Qu’est-ce qui vous rend heureux ou vous apporte de la joie ?

 

Un lieu : L’ile de Ré, la véranda  devant les marais salants, le clocher d’Ars à l’horizon et le cygne blanc, mon visiteur amoureux, dans le bras de l’océan longeant la maison.

 

Un livre : A la recherche du temps perdu, pour retrouver  Marcel Proust  dont « l’imagination est le seul organe pour jouir de la beauté ».

 

Une œuvre d’art : Versailles, les jardins  géométriques et baroques, et dans ses entrailles, la fameuse pendule astronomique  de Claude Siméon Passement, qui trône dans le cabinet de Louis XV. Programmée à donner l’heure jusqu’en 9999, elle m’y conduit.

 

Une musique : « Some men like me ‘cause I’m happy », de Billie Holiday.
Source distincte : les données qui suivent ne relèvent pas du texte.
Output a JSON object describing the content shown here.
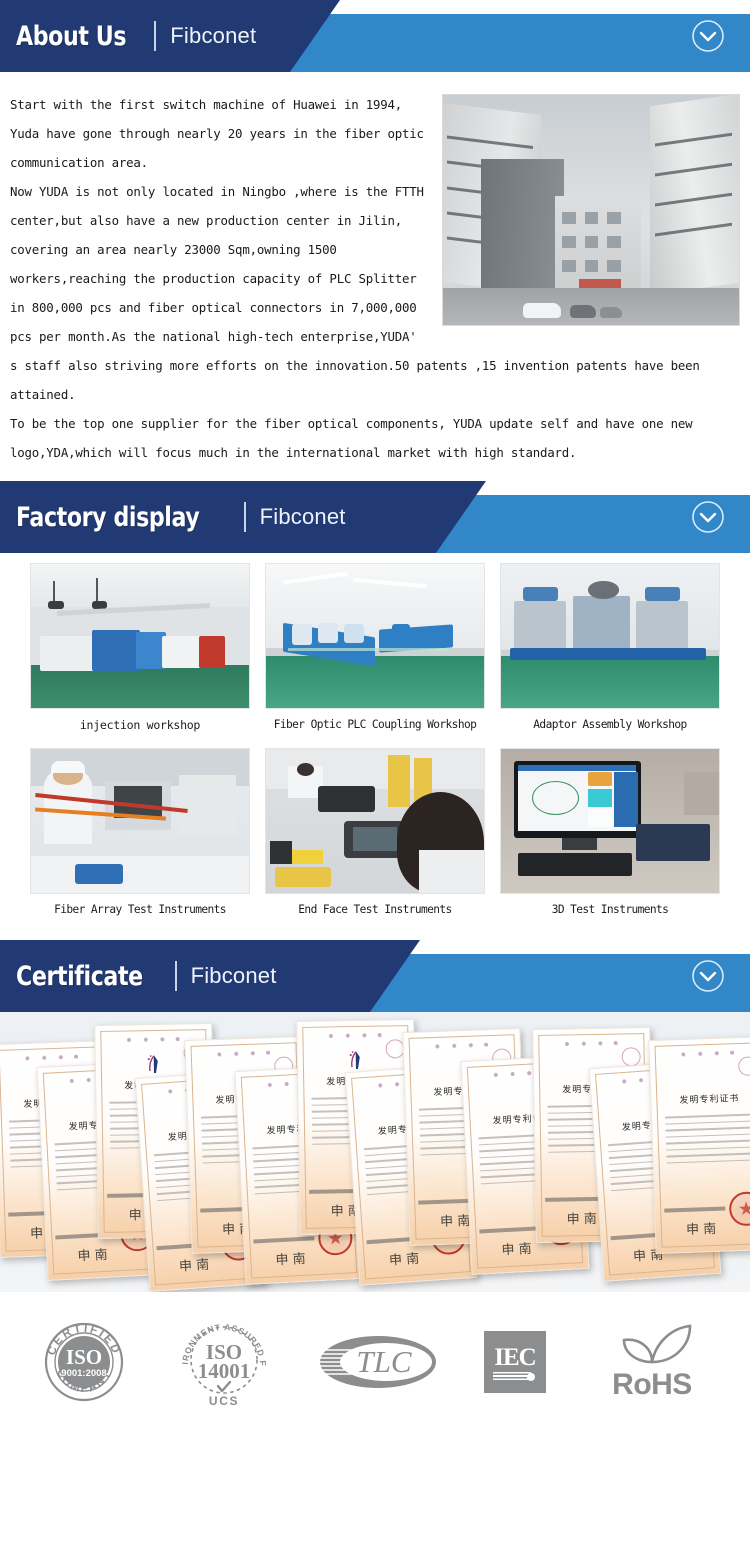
{
  "sections": {
    "about": {
      "title": "About Us",
      "brand": "Fibconet",
      "chevron_icon": "chevron-down-circle-icon",
      "paragraphs": [
        "Start with the first switch machine of Huawei in 1994, Yuda have gone through nearly 20 years in the fiber optic communication area.",
        "Now YUDA is not only located in Ningbo ,where is the FTTH center,but also have a new production center in Jilin, covering an area nearly 23000 Sqm,owning 1500 workers,reaching the production capacity  of  PLC Splitter in 800,000 pcs and fiber optical connectors in 7,000,000 pcs per month.As the national high-tech enterprise,YUDA' s staff also striving more efforts on the innovation.50 patents ,15 invention patents have been attained.",
        "To be the top one supplier for the fiber optical components, YUDA update self and have one new logo,YDA,which will focus much in the international market with high standard."
      ],
      "photo_alt": "factory-buildings-courtyard"
    },
    "factory": {
      "title": "Factory display",
      "brand": "Fibconet",
      "chevron_icon": "chevron-down-circle-icon",
      "items": [
        {
          "caption": "injection workshop",
          "alt": "injection-molding-machines"
        },
        {
          "caption": "Fiber Optic PLC Coupling Workshop",
          "alt": "cleanroom-assembly-line"
        },
        {
          "caption": "Adaptor Assembly Workshop",
          "alt": "adaptor-assembly-machines"
        },
        {
          "caption": "Fiber Array Test Instruments",
          "alt": "worker-at-microscope"
        },
        {
          "caption": "End Face Test Instruments",
          "alt": "workers-end-face-tester"
        },
        {
          "caption": "3D Test Instruments",
          "alt": "monitor-measurement-software"
        }
      ]
    },
    "certificate": {
      "title": "Certificate",
      "brand": "Fibconet",
      "chevron_icon": "chevron-down-circle-icon",
      "wall_alt": "chinese-invention-patent-certificates",
      "certificate_title_cn": "发明专利证书",
      "certificate_count": 12,
      "logos": [
        {
          "name": "iso-9001-logo",
          "line1": "CERTIFIED",
          "line2": "ISO",
          "line3": "9001:2008",
          "line4": "COMPANY"
        },
        {
          "name": "iso-14001-logo",
          "line1": "ENVIRONMENT ASSURED FIRM",
          "line2": "ISO",
          "line3": "14001",
          "line4": "UCS"
        },
        {
          "name": "tlc-logo",
          "line2": "TLC"
        },
        {
          "name": "iec-logo",
          "line2": "IEC"
        },
        {
          "name": "rohs-logo",
          "line2": "RoHS"
        }
      ]
    }
  },
  "colors": {
    "navy": "#223a74",
    "blue": "#3287c8",
    "text": "#1a1a1a",
    "logo_gray": "#8b8d8f",
    "seal_red": "#c0392b"
  }
}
Et en plus “snappy”, la Partita n°2 de Bach par Glen Gould: le bonheur en cyclotron.

 

Une activité physique ou un jeu :  La natation. La peau devient fluide et le cœur rattrape le rythme des vagues.

 

Une personne ou une personnalité :  Émilie du Châtelet, qui a écrit un « Discours sur le bonheur », l’héroïne que je préfère dans mon dernier roman L’Horloge enchantée. Émilie pense comme moi que pour être heureux il ne suffit  pas de fabriquer des illusions : le bonheur réside dans l’art de jouir de l’illusion, qui est  nécessaire et indestructible. Il faudrait l’inventer si elle n’existait pas. Ces gens des Lumières ne remplaçaient pas Dieu par le marché du bonheur. Déistes ou athées, ils jouissaient de partager l’illusion du partage elle-même, en la discutant, en la pensant. Un « bonheur  égal  dans la jouissance et dans la privation. » Le malheur n’étant que ce qui nous fait perdre la capacité de penser.